I would like to independently group the results of an or clause, including overlap. The data set is rather large so running 2 queries sequentially will result in an undesirable wait time. I am hoping I can somehow project which clause returned the corresponding data. Given this data set:

[
  {
    "_id": 1,
    "item": "abc",
    "name": "Michael",
    "price": NumberDecimal("10"),
    "quantity": NumberInt("2"),
    "date": ISODate("2014-03-01T08:00:00Z")
  },
  {
    "_id": 2,
    "item": "jkl",
    "name": "Toby",
    "price": NumberDecimal("20"),
    "quantity": NumberInt("1"),
    "date": ISODate("2014-03-01T09:00:00Z")
  },
  {
    "_id": 3,
    "item": "xyz",
    "name": "Keith",
    "price": NumberDecimal("5"),
    "quantity": NumberInt("10"),
    "date": ISODate("2014-03-15T09:00:00Z")
  },
  {
    "_id": 4,
    "item": "abc",
    "name": "Dwight",
    "price": NumberDecimal("5"),
    "quantity": NumberInt("20"),
    "date": ISODate("2014-04-04T11:21:39.736Z")
  },
  {
    "_id": 5,
    "item": "abc",
    "name": "Ryan",
    "price": NumberDecimal("10"),
    "quantity": NumberInt("10"),
    "date": ISODate("2014-04-04T21:23:13.331Z")
  },
  {
    "_id": 6,
    "item": "def",
    "name": "Jim",
    "price": NumberDecimal("7.5"),
    "quantity": NumberInt("5"),
    "date": ISODate("2015-06-04T05:08:13Z")
  },
  {
    "_id": 7,
    "item": "abc",
    "name": "Keith",
    "price": NumberDecimal("7.5"),
    "quantity": NumberInt("10"),
    "date": ISODate("2015-09-10T08:43:00Z")
  },
  {
    "_id": 8,
    "item": "abc",
    "name": "Michael",
    "price": NumberDecimal("10"),
    "quantity": NumberInt("5"),
    "date": ISODate("2016-02-06T20:20:13Z")
  },
  
] 

I would like to receive this result:

 [{
    "_id": {
      "name": "Keith"
    },
    "count": 2
  },
  {
    "_id": {
      "item": "abc",
    },
    "count": 5
  }]

Here is what I have tried so far:

db.collection.aggregate([
  {
    $match: {
      $or: [
        {
          item: "abc"
        },
        {
          name: "Keith"
        }
      ]
    }
  },
  {
    $group: {
      _id: {
        item: "$item",
        name: "$name"
      },
      count: {
        $sum: 1
      }
    }
  }
])

Answer 1

Here it is:

 mongos> db.n.aggregate([   {  $facet:{   names:[  {$match:{name:"Keith"}} , {$group:{_id:{name:"$name"}, count:{$sum:1}}} ]   , items:[ {$match:{item:"abc"}},{ $group:{_id:{item:"$item"}, count:{$sum:1}}  }  ]       }  } , {$project:{ "namesANDitems":{$concatArrays:[ "$names","$items" ]}  }} ,{$unwind:"$namesANDitems"} ,{$replaceRoot:{newRoot:"$namesANDitems"} } ]).pretty()
 { "_id" : { "name" : "Keith" }, "count" : 2 }
 { "_id" : { "item" : "abc" }, "count" : 5 }
 mongos> 

explained:

1. You create two pipes via $facet
2. Match in every facet pipe what you need to group pipe1=names , pipe2=items
3. Join the arrays from the two pipes in single array named "namesANDitems"
4. Convert the array to object with $unwind
5. Remove the temporary object name namesANDitems so you have only the two objects as requested

Answer 2

You can use $facet to get multiple aggregation pipelines into the same stage in this way:

Using $facet there are two "outputs" one group by name and other by item.

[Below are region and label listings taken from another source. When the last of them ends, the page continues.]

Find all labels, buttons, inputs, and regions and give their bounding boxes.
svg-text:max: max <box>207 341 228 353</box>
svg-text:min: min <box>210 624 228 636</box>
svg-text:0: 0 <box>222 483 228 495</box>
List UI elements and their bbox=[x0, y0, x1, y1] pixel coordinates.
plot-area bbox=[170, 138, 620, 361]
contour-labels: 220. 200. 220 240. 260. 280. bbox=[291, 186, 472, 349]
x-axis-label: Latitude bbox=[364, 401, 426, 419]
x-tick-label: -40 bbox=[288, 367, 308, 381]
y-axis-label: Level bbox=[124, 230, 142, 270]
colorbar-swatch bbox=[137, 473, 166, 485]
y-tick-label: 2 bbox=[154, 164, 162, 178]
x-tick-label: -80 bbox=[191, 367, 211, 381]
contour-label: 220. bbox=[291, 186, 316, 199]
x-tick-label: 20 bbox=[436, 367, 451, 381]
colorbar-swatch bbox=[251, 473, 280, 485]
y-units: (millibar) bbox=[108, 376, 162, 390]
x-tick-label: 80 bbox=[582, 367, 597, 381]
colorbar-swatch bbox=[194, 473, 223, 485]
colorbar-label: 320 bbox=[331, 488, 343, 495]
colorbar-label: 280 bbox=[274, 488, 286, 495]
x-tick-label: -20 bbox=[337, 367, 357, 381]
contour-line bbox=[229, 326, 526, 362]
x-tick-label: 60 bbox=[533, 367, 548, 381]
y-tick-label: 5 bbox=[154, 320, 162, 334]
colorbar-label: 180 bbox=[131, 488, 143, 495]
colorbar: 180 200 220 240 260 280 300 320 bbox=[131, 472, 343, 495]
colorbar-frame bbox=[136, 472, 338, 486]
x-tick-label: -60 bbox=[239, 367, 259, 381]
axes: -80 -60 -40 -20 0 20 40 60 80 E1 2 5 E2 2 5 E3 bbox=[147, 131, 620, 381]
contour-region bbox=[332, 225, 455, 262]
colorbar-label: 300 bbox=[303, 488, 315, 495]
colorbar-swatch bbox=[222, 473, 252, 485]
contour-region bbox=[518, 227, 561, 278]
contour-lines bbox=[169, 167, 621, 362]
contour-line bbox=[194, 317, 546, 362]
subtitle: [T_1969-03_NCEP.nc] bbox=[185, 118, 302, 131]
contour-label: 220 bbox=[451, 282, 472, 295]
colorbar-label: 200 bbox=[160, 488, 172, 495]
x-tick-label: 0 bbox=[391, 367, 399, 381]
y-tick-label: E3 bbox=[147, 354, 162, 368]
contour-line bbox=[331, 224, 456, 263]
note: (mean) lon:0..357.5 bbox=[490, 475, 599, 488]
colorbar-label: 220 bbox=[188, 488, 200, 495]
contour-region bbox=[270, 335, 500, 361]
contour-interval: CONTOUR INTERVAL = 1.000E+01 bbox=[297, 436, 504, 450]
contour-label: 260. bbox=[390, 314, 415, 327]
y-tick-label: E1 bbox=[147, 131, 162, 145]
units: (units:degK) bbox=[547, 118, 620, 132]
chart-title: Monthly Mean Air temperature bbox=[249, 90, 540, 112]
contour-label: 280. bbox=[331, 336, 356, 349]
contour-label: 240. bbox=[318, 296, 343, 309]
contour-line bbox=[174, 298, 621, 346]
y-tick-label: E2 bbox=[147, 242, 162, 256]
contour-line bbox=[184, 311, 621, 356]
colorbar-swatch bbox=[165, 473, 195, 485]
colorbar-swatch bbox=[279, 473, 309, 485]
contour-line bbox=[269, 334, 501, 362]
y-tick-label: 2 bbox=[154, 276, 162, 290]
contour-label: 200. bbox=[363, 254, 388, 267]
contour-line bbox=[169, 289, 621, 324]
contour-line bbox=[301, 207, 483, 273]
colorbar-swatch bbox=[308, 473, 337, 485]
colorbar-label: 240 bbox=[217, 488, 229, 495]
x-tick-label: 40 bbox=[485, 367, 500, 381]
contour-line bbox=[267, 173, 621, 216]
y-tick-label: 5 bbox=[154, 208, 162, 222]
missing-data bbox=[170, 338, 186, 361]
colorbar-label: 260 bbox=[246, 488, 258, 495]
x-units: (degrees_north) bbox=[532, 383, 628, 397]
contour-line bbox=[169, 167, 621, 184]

In each one there are multiple stages:

• First $match to process only documents you want.
• Then $group with _id name or item, and $count to get the total.

db.collection.aggregate([
  {
    "$facet": {
      "groupByName": [
        {
          "$match": {"name": "Keith"}
        },
        {
          "$group": {"_id": "$name","count": {"$sum": 1}}
        }
      ],
      "groupByItem": [
        {
          "$match": {"item": "abc"}
        },
        {
          "$group": {"_id": "$item","count": {"$sum": 1}}
        }
      ]
    }
  }
])

Example here

The output is:

{
    "groupByItem": [
      {
        "_id": "abc",
        "count": 5
      }
    ],
    "groupByName": [
      {
        "_id": "Keith",
        "count": 2
      }
    ]
  }